In those circumstances, it is impossible for the Home Secretary to take any part in this case. The right procedure is for Mr. Harvey to appeal. If it were true, as my hon. Friend alleged, that there was insufficient evidence to justify a conviction, or that the evidence was obtained in a way which was unlawful—by the exercise of power in a wrong way by the police officer concerned—all these matters could have been raised before the court. Indeed, some of them were. If Mr. Harvey had been aggrieved by the result, as undoubtedly he would have been, he could have appealed to the circuit court and the whole matter would have had to be retried.

That would not be an appeal to the Court of Appeal in the normal way, where the evidence is not reheard. If the case went to London Sessions, as it would, the matter could be reheard as a completely fresh trial with all the witnesses being tested all over again. There could not be a better way of testing any weaknesses in the prosecution case or of asking for a complete review of the decision of the stipendiary magistrate. It is far preferable to the exercise of prerogative power by a Minister sitting in Whitehall.

Does my hon. Friend agree that such a decision would result in my impoverished constituent facing an enormous potential bill in the event of failure?

I do not know the means of this gentleman, but legal aid is available. That would mean that the man would have to pay nothing. Of course, that depends on the assessment of his means by the Supplementary Benefits Commission. That assessment is made to the court and it is for the court to order how much it thinks is reasonable for the accused to pay for his own defence. If Mr. Harvey had the means, an order might be made for a substantial sum, but if, as my hon. Friend suggests, he is not a man of any great means, it is unlikely that he would have to pay anything.
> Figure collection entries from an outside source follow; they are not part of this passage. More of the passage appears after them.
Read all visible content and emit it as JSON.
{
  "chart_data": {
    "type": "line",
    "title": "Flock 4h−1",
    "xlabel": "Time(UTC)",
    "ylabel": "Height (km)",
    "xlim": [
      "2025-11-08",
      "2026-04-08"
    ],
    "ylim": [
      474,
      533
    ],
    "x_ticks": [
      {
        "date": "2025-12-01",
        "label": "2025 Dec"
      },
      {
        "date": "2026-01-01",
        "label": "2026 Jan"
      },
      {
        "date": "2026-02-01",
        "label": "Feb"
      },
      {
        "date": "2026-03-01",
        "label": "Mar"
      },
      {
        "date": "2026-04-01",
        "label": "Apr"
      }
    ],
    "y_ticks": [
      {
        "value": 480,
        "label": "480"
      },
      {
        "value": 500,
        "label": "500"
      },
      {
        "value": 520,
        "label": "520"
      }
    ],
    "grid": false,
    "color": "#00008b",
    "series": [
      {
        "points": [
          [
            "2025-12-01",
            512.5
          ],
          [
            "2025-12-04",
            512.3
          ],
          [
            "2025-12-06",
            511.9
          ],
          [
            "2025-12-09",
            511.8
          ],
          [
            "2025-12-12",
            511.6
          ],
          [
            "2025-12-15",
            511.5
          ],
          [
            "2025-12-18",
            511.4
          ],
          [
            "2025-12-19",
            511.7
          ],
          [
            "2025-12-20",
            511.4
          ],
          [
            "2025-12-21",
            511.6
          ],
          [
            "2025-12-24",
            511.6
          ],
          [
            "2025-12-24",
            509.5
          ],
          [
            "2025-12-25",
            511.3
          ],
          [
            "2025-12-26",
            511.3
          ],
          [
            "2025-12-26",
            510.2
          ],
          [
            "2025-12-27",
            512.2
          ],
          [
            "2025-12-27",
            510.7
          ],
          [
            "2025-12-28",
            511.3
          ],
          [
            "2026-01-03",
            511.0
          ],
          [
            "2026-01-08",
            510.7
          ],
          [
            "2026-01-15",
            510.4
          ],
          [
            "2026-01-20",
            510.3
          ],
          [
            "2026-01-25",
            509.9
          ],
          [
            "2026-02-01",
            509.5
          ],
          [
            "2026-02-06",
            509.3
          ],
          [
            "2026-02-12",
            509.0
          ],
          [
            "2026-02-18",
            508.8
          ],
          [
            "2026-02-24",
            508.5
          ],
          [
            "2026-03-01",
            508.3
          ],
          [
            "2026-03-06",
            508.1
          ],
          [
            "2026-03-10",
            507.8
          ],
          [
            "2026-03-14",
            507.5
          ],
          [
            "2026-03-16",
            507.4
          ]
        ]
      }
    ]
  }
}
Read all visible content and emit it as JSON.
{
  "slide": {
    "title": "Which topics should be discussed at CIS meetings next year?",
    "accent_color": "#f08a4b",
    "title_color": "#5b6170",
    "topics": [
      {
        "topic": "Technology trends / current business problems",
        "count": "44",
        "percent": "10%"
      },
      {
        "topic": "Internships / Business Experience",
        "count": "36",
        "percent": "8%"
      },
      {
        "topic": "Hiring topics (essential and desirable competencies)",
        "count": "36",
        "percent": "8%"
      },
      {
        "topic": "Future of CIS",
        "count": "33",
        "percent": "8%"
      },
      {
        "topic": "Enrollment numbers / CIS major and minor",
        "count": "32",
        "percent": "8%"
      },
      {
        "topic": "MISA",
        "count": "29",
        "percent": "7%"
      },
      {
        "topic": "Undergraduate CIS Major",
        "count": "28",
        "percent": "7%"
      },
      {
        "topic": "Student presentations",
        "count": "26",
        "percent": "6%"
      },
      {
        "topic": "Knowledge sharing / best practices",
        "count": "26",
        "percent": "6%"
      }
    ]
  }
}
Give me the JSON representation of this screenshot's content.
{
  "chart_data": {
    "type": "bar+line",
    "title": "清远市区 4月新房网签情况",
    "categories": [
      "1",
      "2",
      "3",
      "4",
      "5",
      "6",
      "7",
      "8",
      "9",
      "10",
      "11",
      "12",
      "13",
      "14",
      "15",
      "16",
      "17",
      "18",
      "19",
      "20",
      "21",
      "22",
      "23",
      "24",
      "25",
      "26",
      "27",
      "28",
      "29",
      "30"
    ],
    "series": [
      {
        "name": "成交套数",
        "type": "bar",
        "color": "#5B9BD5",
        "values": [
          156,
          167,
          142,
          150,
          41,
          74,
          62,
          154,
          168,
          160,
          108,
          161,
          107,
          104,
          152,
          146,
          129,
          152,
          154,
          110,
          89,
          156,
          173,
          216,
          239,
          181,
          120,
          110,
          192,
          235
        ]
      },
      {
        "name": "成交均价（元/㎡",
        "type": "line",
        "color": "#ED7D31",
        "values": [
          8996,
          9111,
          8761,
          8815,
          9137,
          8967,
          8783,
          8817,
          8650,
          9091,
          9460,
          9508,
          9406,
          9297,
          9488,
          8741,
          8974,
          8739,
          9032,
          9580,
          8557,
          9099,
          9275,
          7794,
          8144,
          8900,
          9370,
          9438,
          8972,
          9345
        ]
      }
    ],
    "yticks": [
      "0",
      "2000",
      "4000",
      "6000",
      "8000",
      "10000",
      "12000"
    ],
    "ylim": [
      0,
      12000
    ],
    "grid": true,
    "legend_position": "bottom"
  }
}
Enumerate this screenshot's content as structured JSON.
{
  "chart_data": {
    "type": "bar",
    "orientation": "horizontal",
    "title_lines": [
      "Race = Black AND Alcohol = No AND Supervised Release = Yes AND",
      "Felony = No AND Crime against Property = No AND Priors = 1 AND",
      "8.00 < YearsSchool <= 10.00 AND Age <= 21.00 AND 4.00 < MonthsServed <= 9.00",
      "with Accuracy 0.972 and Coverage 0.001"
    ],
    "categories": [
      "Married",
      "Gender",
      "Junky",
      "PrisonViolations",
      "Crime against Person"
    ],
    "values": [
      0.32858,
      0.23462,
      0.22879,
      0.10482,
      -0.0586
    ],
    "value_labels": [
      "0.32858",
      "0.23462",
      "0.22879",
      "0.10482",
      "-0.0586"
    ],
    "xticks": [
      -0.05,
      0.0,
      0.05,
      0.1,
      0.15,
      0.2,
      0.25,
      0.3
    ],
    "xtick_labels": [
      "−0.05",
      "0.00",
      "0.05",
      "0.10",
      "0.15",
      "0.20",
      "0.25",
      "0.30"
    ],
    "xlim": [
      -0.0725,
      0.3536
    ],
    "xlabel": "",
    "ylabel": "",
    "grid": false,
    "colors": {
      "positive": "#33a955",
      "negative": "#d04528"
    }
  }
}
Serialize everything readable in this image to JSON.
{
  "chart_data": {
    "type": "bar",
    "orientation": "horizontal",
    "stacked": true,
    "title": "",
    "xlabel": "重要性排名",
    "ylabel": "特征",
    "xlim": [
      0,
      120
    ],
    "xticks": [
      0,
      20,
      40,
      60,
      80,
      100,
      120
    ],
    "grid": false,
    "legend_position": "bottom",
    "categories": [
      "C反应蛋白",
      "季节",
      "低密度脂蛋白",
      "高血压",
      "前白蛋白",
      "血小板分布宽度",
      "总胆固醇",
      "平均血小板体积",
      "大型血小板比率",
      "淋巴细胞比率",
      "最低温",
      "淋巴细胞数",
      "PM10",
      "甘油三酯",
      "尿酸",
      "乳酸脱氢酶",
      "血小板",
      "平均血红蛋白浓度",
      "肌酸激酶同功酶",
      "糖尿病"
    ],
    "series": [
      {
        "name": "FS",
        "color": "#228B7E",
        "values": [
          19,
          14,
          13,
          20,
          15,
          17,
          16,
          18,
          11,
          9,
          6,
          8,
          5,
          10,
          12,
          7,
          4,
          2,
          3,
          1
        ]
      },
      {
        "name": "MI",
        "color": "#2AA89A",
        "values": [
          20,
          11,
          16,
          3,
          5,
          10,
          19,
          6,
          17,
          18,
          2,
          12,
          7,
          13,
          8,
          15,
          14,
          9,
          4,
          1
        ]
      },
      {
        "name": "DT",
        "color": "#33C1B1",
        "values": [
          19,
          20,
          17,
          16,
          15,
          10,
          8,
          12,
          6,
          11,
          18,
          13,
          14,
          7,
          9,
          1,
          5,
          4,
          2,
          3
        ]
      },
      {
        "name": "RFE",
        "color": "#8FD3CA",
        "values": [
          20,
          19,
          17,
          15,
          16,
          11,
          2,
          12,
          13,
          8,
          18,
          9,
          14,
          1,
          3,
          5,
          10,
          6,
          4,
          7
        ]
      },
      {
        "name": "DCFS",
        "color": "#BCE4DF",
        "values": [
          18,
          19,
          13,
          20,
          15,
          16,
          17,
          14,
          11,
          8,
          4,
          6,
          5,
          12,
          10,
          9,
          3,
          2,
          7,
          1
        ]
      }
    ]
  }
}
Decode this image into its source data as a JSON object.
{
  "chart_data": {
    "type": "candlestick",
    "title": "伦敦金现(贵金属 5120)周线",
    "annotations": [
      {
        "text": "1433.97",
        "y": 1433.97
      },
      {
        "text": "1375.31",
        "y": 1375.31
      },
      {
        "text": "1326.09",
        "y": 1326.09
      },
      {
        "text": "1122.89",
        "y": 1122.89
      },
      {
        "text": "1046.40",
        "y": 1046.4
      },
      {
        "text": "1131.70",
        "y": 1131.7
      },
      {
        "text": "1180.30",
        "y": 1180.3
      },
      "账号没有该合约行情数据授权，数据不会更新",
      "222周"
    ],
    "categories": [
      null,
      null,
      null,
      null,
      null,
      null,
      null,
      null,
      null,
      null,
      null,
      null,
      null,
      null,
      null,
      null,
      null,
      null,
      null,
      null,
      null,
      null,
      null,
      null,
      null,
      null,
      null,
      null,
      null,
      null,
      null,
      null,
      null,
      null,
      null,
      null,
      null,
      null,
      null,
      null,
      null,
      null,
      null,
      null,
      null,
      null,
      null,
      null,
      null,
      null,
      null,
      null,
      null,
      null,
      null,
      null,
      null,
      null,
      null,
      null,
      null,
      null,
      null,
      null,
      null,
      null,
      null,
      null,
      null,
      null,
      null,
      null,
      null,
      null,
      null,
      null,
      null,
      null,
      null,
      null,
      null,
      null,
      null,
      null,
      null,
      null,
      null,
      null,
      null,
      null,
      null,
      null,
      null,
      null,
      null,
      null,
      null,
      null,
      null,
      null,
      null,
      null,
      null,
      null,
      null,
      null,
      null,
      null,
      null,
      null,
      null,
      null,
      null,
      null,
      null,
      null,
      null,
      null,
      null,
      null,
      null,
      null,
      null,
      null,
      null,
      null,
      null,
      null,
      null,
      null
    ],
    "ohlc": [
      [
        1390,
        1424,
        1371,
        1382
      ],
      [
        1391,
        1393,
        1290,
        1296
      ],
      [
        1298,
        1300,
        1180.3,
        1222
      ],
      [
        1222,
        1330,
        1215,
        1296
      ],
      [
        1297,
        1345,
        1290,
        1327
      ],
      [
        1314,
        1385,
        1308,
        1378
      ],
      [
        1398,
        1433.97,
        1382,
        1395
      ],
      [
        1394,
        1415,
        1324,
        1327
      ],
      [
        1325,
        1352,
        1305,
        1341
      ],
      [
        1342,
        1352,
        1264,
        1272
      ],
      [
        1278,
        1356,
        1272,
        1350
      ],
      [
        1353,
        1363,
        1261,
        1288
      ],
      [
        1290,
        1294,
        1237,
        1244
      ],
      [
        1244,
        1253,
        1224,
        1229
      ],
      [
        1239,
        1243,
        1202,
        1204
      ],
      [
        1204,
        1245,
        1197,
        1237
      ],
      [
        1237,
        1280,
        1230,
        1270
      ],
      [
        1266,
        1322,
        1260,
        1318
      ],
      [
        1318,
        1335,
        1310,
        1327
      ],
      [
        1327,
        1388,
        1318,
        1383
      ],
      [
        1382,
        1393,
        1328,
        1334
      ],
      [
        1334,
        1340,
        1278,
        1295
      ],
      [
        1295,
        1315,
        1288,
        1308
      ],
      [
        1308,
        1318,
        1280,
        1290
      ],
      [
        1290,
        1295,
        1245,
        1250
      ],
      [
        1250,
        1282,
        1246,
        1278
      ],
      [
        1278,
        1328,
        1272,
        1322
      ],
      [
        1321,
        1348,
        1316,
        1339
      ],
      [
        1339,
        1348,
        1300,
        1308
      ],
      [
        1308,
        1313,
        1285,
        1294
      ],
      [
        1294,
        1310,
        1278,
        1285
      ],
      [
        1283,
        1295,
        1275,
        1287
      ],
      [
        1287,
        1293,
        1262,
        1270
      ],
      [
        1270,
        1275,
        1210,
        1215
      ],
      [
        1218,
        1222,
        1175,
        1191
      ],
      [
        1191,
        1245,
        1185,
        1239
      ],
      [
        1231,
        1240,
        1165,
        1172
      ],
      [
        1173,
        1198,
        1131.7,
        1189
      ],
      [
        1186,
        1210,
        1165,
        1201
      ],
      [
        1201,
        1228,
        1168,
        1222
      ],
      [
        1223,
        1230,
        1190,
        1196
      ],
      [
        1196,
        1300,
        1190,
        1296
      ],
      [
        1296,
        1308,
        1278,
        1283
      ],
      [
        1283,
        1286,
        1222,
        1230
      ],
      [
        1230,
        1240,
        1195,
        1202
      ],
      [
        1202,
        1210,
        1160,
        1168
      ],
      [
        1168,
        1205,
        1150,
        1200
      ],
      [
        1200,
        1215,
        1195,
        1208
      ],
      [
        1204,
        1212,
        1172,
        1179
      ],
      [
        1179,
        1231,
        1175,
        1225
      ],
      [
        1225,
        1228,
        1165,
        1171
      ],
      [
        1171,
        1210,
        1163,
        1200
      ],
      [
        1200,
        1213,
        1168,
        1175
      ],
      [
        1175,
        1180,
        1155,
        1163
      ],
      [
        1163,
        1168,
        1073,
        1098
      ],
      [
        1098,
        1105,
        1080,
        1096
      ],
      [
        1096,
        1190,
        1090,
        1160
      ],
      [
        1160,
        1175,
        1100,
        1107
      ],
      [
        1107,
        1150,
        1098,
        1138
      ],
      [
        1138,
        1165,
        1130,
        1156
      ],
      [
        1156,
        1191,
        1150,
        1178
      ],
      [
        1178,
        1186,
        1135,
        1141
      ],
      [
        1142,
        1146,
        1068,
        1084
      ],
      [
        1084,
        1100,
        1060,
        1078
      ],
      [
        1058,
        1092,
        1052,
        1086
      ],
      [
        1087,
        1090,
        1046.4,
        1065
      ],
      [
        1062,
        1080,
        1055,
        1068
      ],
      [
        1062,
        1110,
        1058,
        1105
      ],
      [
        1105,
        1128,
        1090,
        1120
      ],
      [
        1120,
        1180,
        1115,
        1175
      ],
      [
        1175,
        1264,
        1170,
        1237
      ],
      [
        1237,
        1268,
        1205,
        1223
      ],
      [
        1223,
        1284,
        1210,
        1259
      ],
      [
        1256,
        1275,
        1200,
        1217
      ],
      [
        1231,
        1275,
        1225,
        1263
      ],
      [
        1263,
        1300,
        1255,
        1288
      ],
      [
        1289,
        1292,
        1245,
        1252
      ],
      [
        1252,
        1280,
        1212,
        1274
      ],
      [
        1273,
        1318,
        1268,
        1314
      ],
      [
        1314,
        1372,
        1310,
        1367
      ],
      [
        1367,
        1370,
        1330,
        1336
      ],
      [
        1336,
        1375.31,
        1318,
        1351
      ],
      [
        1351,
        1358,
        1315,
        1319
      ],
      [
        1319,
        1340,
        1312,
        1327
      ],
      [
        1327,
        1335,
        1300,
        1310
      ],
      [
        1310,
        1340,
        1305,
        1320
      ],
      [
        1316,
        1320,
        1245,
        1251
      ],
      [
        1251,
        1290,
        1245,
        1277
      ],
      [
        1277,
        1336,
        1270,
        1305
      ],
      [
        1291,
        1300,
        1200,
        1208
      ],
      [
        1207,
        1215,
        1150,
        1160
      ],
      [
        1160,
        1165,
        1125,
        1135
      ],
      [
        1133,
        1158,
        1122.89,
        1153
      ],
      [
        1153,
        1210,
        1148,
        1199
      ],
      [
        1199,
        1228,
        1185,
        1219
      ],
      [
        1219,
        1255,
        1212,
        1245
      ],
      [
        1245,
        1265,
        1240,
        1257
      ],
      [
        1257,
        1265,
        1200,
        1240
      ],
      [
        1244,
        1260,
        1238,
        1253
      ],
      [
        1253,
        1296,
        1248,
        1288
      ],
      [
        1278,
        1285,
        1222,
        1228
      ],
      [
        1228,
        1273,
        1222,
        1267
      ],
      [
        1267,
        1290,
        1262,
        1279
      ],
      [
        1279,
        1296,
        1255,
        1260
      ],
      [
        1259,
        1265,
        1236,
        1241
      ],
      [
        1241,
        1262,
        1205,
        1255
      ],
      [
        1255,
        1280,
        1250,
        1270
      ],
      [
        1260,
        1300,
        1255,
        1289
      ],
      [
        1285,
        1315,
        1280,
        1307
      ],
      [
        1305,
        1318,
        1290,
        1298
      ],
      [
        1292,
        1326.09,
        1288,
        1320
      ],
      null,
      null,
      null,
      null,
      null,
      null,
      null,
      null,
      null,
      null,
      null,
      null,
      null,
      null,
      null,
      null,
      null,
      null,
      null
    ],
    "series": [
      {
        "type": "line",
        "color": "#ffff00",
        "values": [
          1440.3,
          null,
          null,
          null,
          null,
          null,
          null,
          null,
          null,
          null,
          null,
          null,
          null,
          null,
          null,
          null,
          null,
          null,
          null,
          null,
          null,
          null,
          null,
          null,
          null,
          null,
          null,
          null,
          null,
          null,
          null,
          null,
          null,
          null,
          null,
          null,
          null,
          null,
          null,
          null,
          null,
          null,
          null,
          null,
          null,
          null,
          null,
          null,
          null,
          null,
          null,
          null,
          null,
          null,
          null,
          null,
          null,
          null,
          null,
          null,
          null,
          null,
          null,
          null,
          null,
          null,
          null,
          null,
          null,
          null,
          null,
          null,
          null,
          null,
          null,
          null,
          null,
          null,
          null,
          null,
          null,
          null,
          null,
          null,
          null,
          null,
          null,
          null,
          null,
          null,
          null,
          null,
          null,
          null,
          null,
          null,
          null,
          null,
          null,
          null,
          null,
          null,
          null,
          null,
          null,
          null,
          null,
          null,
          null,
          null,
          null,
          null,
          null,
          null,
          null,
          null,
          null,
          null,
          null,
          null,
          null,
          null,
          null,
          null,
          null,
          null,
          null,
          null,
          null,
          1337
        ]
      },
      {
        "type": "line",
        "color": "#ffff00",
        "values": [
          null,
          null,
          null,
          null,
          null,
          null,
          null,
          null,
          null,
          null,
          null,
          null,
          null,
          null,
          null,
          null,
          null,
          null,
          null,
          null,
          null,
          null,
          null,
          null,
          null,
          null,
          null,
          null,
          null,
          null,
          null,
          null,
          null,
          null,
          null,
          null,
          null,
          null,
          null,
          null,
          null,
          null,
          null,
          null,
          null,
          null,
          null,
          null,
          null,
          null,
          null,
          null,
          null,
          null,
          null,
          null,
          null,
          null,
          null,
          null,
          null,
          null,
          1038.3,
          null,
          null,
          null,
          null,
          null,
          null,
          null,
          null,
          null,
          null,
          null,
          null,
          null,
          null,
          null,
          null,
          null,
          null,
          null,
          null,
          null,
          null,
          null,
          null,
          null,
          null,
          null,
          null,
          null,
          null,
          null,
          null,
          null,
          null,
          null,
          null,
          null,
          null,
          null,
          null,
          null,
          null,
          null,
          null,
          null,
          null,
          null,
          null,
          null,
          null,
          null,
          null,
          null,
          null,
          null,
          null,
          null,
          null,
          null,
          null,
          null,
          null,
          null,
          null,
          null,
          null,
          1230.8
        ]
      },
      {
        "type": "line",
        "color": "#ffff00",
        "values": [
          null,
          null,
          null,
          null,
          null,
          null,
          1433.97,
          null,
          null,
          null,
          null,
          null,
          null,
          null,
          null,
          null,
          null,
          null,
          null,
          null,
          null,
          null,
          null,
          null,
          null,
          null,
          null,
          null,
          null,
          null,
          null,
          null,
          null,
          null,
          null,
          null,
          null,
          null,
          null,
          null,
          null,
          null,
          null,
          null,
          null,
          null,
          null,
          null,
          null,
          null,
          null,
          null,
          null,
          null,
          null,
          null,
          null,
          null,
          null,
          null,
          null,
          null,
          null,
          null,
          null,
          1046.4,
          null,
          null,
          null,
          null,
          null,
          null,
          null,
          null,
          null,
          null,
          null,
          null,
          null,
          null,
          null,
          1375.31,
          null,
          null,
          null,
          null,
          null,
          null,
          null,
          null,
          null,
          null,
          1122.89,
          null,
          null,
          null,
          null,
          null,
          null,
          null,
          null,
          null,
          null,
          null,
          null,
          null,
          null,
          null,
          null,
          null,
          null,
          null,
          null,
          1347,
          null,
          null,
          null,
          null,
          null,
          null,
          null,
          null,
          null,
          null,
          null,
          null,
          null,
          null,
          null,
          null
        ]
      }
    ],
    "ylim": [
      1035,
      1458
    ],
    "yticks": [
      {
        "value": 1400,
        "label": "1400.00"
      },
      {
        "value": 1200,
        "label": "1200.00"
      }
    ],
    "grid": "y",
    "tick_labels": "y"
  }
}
For my part I find it difficult to understand why Mr. Harvey has not appealed. I am certain the question of his means is not the factor which has prevented an appeal. It seems, first, that my right hon. Friend the Secretary of State for the Home Department could not intervene and, secondly, that Mr. Harvey has, or had, until today, a right to a complete review of the evidence. All the points could have been put that he thought were relevant to the issue. If he liked he could have had a new counsel properly briefed. He would have been capable of dealing with the case in any way that he thought proper. All that could be done by appeal, but so far Mr. Harvey has not chosen to accede to that course. It is true that the time has now expired for an appeal to be entered. That does not necessarily exhaust his remedy. If he wished to do so he could go to the Crown court to ask for leave to appeal out of time. In view of the circumstances, the court might accede to that request.

I think that my hon. Friend should have read not the transcript of the evidence—no transcript is made at the magistrates' court—but the note of the evidence taken by the magistrates' clerk. That note showed that there was substantial evidence against Mr. Harvey which his own counsel, in his summation to the stipendiary magistrate, agreed had been corroborated by the witnesses. There was a case, and a substantial case, against Mr. Harvey, which was accepted by the stipendiary magistrate. All that could be gone into again.

In those circumstances, I suggest that the best course—I do not wish to prejudice any rehearing of the case by any comments I may make about the evidence —is for my hon. Friend to advise Mr. Harvey to appeal to the Crown court at London Sessions and to hope that the court will allow the appeal to be entered out of time, so that all these matters may be reviewed. Unless any new facts which were not before the court came to light, it would not be possible for the Home Secretary to intervene even after that. That is no more than a mere academic comment upon the facts as they have been presented by my hon. Friend. I think that the matter must go to the Crown court at London Sessions, or Mr. Harvey will have to live with the conviction for the rest of his life.

Question put and agreed to.

Adjourned accordingly at nine minutes past One o'clock.